Louis annuisce ma per un po' rimane in silenzio. Gratta con l'unghia consunta dell'indice la superficie rovinata del davanzale, le labbra strette e le sopracciglia corrucciate a formare delle piccole rughe sulla fronte ampia. Pare quasi che stia cercando di combattere contro qualcosa di più grande di lui, e sembra infinitamente piccolo. -Mio padre è morto- confessa infine, ed Harry può quasi sentire il suo cuore perdere un battito, mentre una lacrima solca la guancia ruvida di barba di Louis. -Era una delle persone che amavo di più al mondo, ed è morto. E io non ho potuto fare niente per evitarlo. Tu puoi, Harry.- Il più piccolo si stringe un altro po' nella giacca, ma è quasi sicuro che a farlo rabbrividire non sia stato il freddo, bensì il dolore che impregna la voce spezzata del ragazzo al suo fianco. Però Louis sposta per un attimo lo sguardo su di lui, e tutto ciò che fa è sorridere. Sorride in modo così sincero, che Harry pensa di non aver mai visto niente di più bello. -Non ti sto dicendo che essere arrabbiato non sia giusto, perché lo è – ma credo che te ne pentirai se non cercherai di aiutarlo- continua infine, pressando leggermente la spalla contro la sua in un gesto di conforto.
Harry lo guarda dall'alto, quasi compiaciuto dalla piccola differenza d'altezza nonostante i quattro anni d'età che li separano, poi stringe le labbra in quello che dovrebbe sembrare un sorriso ma somiglia di più ad una smorfia. Si volta, a quel punto, e imita la posizione di Louis, i gomiti a gravare sul davanzale bianco e il volto poggiato sul palmo della mano destra.
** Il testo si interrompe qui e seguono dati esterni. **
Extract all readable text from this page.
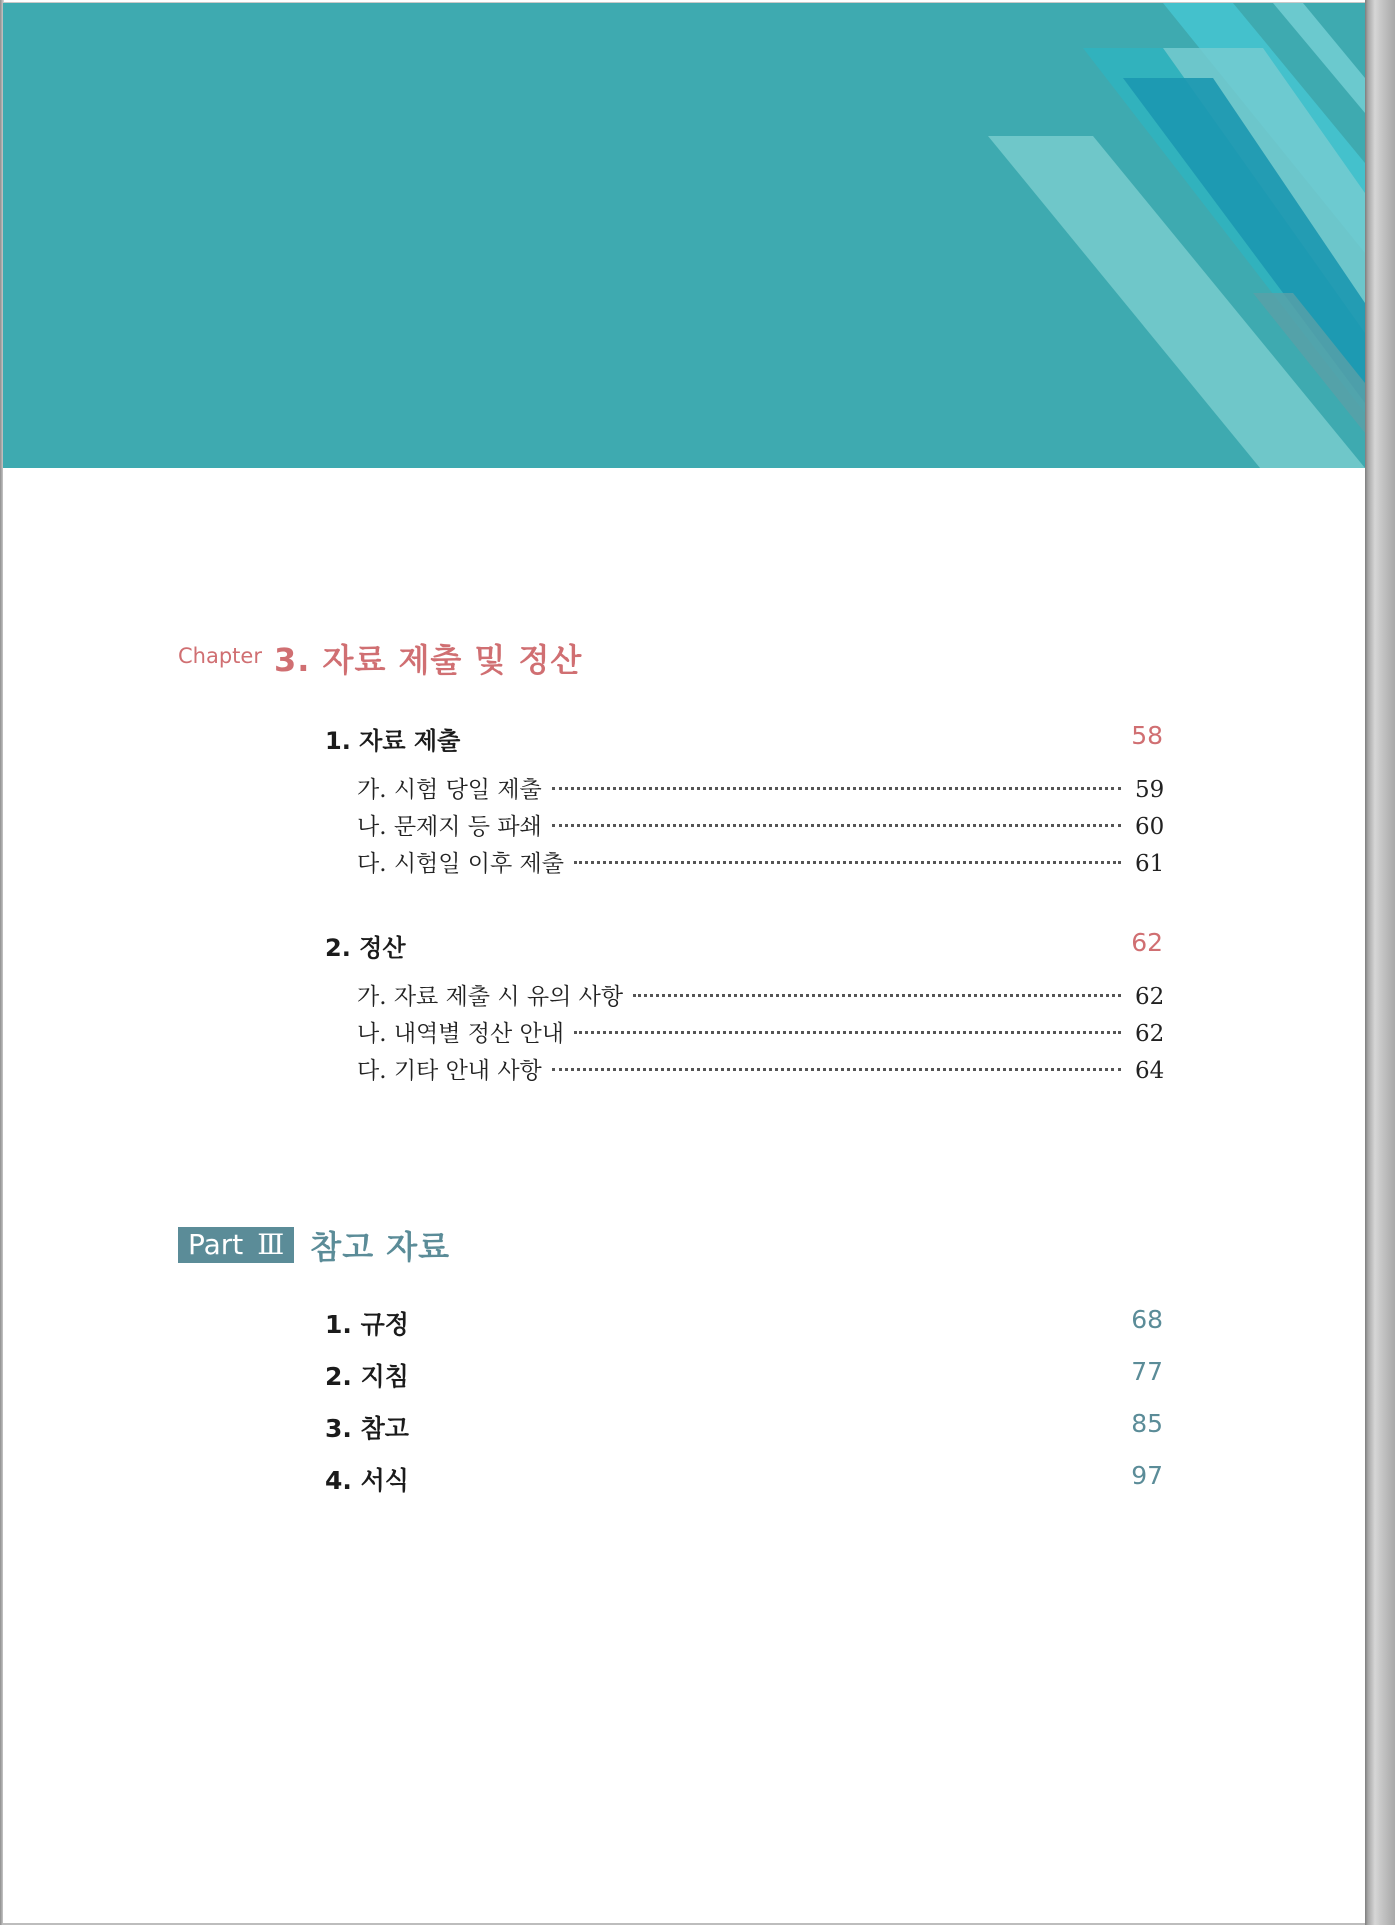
Chapter 3. 자료 제출 및 정산
1. 자료 제출	58
가. 시험 당일 제출	59
나. 문제지 등 파쇄	60
다. 시험일 이후 제출	61
2. 정산	62
가. 자료 제출 시 유의 사항	62
나. 내역별 정산 안내	62
다. 기타 안내 사항	64
Part Ⅲ 참고 자료
1. 규정	68
2. 지침	77
3. 참고	85
4. 서식	97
-Una sera, quando avevo dieci anni, ho messo qualche maglietta e due paia di pantaloni in uno zaino, e sono scappato di casa. Avevo sentito mia madre parlare di quanto Des– mio padre, di quanto mio padre stesse male, di quanto poco gli sarebbe rimasto da vivere se avesse continuato in quel modo- prende a raccontare, muovendo nervosamente le dita contro la guancia. Louis lo scruta rapito, ma Harry non ricambia lo sguardo. -Volevo salvarlo. Non volevo che morisse. L'ho cercato ovunque, e quando l'ho trovato l'ho implorato di tornare a casa con me, gli ho detto che l'avrei aiutato a guarire. Tutto ciò che ha fatto è stato – continuare a sistemarsi il laccio emostatico attorno al braccio. Ed è successo di nuovo quando avevo undici, dodici e tredici anni, finché non è finito in carcere- continua, e c'è un nodo enorme all'altezza della gola che per qualche secondo gli impedisce di parlare. I capelli disordinati di Louis gli solleticano dolcemente la tempia, ed Harry cerca di concentrarsi sulla leggera e piacevole pelle d'oca che gli provocano, prima di continuare. -Ci ho provato per tanto tempo, Louis, quando ero troppo piccolo anche solo per capire. Ma ora ho smesso di rincorrerlo.-

Dita piccole ed ossute vanno ad intrecciarsi alle sue e le lascia fare, perché le mani di Louis sono calde e forti ed Harry ha bisogno di qualcosa a cui aggrapparsi, in questo momento.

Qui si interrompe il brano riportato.